The restaurant found that its computer systems in some US stores were breached by malware, allowing attackers to remotely steal data from each swiped credit card at the cash register.
According to Brian Krebs, security researcher and writer, the breach occurred between October 25, 2016 and January 15, 2017 and could have resulted in data from over 355,000 credit and debit cards being extracted.
Krebs reported that ‘the first clues about a possible breach at the sandwich chain came in a non-public alert issued by PSCU, a service organization that serves more than 800 credit unions.’
He also stated that only cards used in Arby’s corporate restaurants (around 1,000) were affected, but none of its franchise restaurants operated by third parties.

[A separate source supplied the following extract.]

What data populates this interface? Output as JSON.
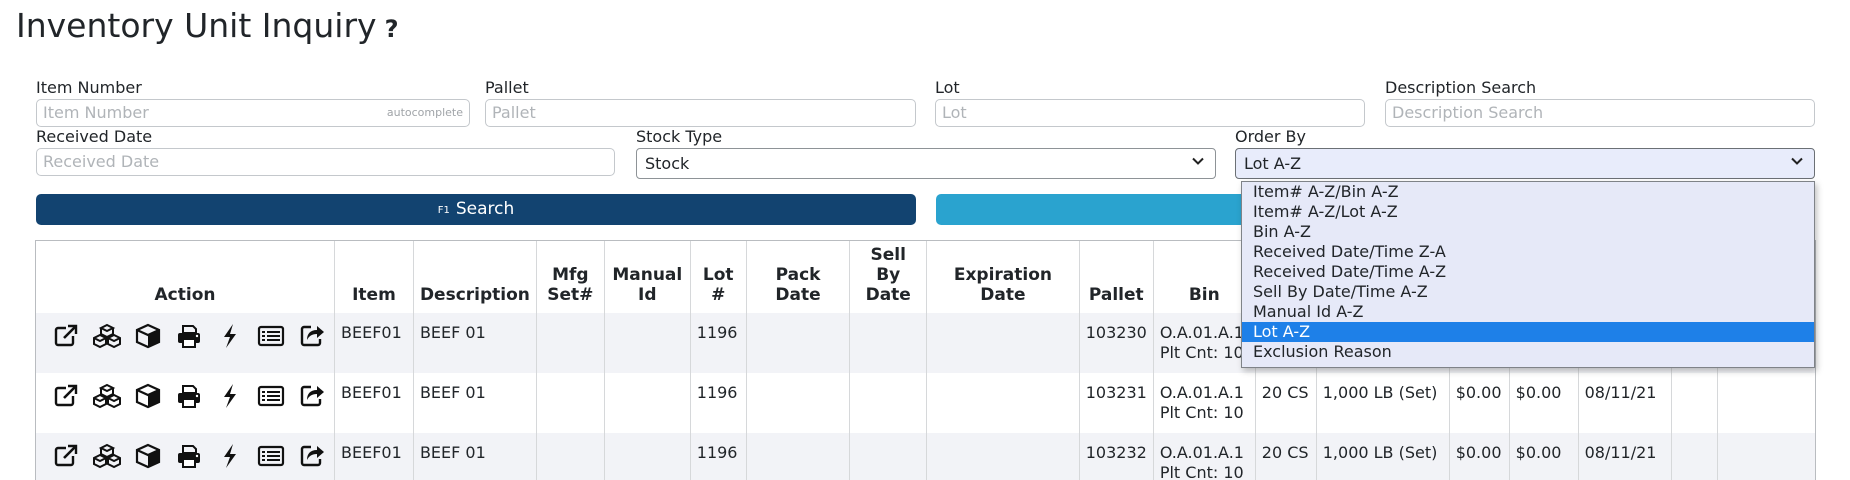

An Arby’s spokesperson stated that the restaurant chain has eliminated the malware that infected its point-of-sales systems that led to the breach. The company also notified law enforcement after it learned of the breach and contacted several computer security firms to assist.
The company asked its customers to check their credit card statements for any unauthorized payments and to report any suspicious activity immediately to the bank that issued their card.
A report released by Risk Based Security stated that the United States is in the midst of a ‘a national nightmare’ for data hacking, noting that there were 4,149 data breaches reported during 2016, which exposed over 4.2 billion records.
The point-of-sales systems of various retail chains have been a favorite hacking target for years. Wendy’s, Home Depot and Target have also fallen prey of malware being installed into their payment systems, with sensitive customer data being stolen.